In the special case of OTP EPROMs, there are certain difficulties in testing the I/O circuitry. This can best be understood by describing how the testing of I/O circuits in normal or "windowed" EPROMs is conducted. Although a number of testing methodologies for I/O circuits of windowed EPROMs are available, the testing used according to previous schemes has involved writing data to at least some of the memory cells in the normally-used array. This can be done in the context of windowed EPROMs, since, following such a programming of cells in the array, the EPROM can be erased to permit the desired final programming to be placed into the memory array. Even with windowed EPROMs, this procedure has the undesirable characteristic that erasing the arrays can be undesirably time-consuming.

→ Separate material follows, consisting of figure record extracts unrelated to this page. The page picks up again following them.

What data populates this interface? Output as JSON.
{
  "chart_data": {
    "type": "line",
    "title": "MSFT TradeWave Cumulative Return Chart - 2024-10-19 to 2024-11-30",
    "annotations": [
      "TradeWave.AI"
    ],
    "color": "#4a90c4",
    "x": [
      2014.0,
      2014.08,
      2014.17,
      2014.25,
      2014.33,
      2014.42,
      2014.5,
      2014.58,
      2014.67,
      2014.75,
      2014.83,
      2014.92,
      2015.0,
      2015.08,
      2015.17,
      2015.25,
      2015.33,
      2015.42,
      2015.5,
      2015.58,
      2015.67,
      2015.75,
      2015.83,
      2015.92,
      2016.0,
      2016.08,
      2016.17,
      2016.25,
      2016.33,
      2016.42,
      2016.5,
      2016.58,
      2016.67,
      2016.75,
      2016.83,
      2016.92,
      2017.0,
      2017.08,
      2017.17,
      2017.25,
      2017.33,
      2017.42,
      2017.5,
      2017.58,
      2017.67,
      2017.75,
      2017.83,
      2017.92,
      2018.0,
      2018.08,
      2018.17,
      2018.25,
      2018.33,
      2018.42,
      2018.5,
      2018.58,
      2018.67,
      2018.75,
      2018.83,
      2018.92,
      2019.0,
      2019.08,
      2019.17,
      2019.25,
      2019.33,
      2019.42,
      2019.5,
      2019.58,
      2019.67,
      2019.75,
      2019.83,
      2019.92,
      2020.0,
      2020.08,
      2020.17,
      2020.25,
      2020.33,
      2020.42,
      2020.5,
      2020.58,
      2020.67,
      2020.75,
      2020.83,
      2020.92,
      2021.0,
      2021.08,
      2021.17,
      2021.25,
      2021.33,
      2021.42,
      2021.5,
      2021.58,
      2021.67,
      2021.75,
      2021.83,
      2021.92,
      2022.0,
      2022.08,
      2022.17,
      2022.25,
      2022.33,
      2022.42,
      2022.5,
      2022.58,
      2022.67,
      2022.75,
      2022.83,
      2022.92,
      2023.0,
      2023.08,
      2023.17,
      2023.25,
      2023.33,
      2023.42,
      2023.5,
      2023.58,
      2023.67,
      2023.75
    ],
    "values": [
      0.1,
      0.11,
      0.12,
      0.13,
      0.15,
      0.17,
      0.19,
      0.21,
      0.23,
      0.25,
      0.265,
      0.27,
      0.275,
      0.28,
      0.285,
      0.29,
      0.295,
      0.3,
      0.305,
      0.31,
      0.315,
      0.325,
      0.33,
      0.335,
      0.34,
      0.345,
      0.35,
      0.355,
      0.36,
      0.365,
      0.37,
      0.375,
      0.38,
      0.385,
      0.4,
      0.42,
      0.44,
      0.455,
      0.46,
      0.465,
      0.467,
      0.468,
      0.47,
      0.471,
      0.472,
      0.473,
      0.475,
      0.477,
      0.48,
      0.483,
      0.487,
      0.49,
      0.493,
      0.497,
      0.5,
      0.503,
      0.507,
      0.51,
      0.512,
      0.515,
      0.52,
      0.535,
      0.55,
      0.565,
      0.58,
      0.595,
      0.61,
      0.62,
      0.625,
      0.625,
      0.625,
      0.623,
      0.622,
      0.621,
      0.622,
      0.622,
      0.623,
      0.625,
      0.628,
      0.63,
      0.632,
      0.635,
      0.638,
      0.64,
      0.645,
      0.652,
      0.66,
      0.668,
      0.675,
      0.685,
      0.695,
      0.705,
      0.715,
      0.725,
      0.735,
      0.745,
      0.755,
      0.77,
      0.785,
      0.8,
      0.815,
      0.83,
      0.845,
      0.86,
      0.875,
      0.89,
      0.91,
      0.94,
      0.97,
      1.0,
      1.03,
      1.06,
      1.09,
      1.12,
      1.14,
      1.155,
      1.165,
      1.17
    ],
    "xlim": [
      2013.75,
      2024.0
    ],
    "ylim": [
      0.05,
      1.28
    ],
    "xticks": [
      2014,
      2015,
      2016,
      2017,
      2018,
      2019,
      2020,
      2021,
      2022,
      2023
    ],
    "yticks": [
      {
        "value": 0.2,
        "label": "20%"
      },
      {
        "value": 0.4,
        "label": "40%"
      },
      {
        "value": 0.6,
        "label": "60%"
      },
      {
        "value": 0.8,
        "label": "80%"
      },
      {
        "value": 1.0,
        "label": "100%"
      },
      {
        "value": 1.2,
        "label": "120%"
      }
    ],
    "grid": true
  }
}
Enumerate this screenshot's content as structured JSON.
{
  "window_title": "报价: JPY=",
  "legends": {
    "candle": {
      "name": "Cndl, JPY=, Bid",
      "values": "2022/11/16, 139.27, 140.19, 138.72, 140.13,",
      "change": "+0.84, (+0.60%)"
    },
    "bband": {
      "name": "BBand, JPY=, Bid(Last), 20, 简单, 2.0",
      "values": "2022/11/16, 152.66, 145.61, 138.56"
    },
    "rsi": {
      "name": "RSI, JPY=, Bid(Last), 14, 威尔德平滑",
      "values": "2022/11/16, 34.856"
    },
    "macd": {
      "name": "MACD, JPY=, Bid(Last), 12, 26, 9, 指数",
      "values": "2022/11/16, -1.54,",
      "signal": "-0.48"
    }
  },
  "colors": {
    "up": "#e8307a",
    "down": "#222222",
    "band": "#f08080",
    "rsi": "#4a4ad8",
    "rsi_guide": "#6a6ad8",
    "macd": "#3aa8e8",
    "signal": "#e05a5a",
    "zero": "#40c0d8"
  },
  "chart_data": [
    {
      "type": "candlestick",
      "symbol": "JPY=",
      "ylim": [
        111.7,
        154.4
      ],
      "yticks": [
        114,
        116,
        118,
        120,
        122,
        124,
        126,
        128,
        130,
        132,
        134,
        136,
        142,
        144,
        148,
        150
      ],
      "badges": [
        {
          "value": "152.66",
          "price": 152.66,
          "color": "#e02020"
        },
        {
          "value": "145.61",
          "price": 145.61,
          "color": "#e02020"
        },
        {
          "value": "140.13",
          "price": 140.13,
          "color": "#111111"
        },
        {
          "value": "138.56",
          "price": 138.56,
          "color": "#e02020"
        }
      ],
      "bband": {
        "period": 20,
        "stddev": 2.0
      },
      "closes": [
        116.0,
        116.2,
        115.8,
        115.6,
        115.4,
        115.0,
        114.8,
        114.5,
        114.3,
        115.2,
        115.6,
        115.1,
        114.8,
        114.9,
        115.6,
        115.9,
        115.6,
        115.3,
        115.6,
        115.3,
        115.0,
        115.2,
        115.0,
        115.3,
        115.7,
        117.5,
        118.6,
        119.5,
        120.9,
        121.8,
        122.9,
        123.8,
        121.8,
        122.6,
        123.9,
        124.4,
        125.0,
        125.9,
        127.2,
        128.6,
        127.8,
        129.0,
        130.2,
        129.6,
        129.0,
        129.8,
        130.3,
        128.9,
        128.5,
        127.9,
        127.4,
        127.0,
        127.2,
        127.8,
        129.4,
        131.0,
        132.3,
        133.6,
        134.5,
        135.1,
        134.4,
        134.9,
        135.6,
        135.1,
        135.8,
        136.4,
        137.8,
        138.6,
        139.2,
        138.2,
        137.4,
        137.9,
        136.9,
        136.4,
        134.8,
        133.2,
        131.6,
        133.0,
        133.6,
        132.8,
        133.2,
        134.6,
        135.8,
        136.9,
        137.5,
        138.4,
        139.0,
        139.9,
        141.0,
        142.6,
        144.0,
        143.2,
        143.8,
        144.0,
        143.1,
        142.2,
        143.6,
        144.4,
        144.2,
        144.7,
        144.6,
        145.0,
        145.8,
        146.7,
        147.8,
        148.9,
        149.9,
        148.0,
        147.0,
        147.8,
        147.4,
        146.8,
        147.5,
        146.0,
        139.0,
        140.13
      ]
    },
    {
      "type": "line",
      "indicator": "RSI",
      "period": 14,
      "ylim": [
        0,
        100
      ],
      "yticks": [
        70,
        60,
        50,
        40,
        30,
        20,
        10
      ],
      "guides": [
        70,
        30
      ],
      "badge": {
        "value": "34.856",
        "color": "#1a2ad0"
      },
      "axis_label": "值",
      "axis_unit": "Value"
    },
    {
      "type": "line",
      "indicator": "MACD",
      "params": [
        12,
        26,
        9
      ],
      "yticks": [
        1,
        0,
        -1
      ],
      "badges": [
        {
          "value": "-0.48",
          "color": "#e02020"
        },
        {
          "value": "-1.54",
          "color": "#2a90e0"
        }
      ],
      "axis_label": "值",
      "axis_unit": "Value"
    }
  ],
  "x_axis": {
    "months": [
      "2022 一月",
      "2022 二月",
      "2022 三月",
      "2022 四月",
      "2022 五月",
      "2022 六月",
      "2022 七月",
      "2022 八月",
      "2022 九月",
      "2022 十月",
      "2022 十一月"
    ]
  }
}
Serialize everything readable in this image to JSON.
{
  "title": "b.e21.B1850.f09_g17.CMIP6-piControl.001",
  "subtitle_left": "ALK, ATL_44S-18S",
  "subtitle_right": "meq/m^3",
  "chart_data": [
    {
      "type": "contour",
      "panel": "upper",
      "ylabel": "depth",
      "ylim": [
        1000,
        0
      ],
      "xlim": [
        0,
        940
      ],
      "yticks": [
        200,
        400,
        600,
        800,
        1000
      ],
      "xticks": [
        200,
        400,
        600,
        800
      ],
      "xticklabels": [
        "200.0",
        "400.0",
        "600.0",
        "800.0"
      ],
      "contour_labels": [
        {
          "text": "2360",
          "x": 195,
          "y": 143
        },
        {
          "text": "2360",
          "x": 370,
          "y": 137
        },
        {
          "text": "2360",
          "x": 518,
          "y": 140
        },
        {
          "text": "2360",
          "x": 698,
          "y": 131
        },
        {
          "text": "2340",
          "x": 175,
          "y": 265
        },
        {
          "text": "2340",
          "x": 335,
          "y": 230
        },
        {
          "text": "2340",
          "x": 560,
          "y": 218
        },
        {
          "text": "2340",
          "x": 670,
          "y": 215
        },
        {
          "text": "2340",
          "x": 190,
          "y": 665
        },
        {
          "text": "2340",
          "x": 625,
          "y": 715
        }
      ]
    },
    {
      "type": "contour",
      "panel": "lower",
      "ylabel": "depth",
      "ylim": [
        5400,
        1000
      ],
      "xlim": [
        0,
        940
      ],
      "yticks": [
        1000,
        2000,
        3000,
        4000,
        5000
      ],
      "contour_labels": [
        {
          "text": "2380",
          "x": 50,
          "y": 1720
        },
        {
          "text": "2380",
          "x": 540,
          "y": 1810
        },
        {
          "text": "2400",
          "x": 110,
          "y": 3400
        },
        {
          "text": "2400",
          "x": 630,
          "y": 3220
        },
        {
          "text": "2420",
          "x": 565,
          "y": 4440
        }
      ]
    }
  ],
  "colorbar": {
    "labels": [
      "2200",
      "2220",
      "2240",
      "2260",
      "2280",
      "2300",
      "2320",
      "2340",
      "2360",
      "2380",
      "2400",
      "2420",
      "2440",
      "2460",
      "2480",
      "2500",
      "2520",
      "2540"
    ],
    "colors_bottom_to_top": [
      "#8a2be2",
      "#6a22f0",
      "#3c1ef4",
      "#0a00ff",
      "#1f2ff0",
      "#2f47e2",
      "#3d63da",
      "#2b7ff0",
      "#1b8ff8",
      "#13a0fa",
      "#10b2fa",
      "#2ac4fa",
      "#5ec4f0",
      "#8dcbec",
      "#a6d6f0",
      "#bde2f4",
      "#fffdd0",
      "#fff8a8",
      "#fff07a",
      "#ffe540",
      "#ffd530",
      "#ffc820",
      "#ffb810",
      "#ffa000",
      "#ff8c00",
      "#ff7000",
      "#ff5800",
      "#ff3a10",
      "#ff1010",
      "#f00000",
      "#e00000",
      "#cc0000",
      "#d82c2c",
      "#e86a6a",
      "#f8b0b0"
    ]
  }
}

This type for testing is infeasible of OTP devices since cells that are programmed for a testing purpose cannot thereafter be erased to permit insertion of the desired program into the memory. In many commercially available OTP EPROMs, a number of additional EPROM cells are provided, in addition to the normal array. These additional cells are not accessed during normal operation, and, are exclusively for the purpose of testing certain functions including functions of the input/output circuit. This approach, however, has the limitation that the input circuit test cannot be fully repeated using the same set of additional cells, since it depends on programming the additional cells which cannot, thereafter, be erased. Also, using this approach, for an output circuit test, a large number of additional EPROM cells may be needed, depending on the output circuit to be tested. Because the input circuit testing is not fully repeatable it cannot be used to, for example, do an initial test, to subject the part to a dynamic life test or, for example, temperature or electronic environmental stresses, and subsequently perform another input circuit test. Furthermore, additional rows and columns used only for testing purposes reduce the area of the chip available for normal function memory and raises the cost of the device.
The problem is particularly acute in complex circuits, such as micro-controllers or other IC's with embedded EPROMs. Whereas simple EPROM chips, in which data pins are the only source of data, can be checked by, for example, writing and reading Reed-Muller codes and their negations as described in "Functional Testing of EPROMs, "Pawlowski, et al., IEEE Journal of Solid State Circuits, V. SC-19, No. 2, April, 1984, complex IC's with embedded EPROMs having multiple sources of data typically require much more complex data test patterns. Thus, in devices where the data cannot be erased, such complex test patterns require providing a large number of extra memory cells adding to the cost of the EPROM array. Complexity of the necessary test data patterns can arise from such factors as the multiplicity and complexity of the data input and output devices. Complex data input and output circuits require complex patterns to detect functional faults. A number of test patterns may be needed to write and read data test patterns at different temperatures, voltages, frequencies, etc. to fully evaluate a complex circuit.
Accordingly, it would be useful to provide a test for OTP EPROM to detect as many I/O circuit faults as feasible without requiring additional rows and columns dedicated to these tests. It would also be useful to provide an OTP EPROM in which as much I/O circuit testing as feasible can be repeatable without having to write to any EPROM cells, even for a first time.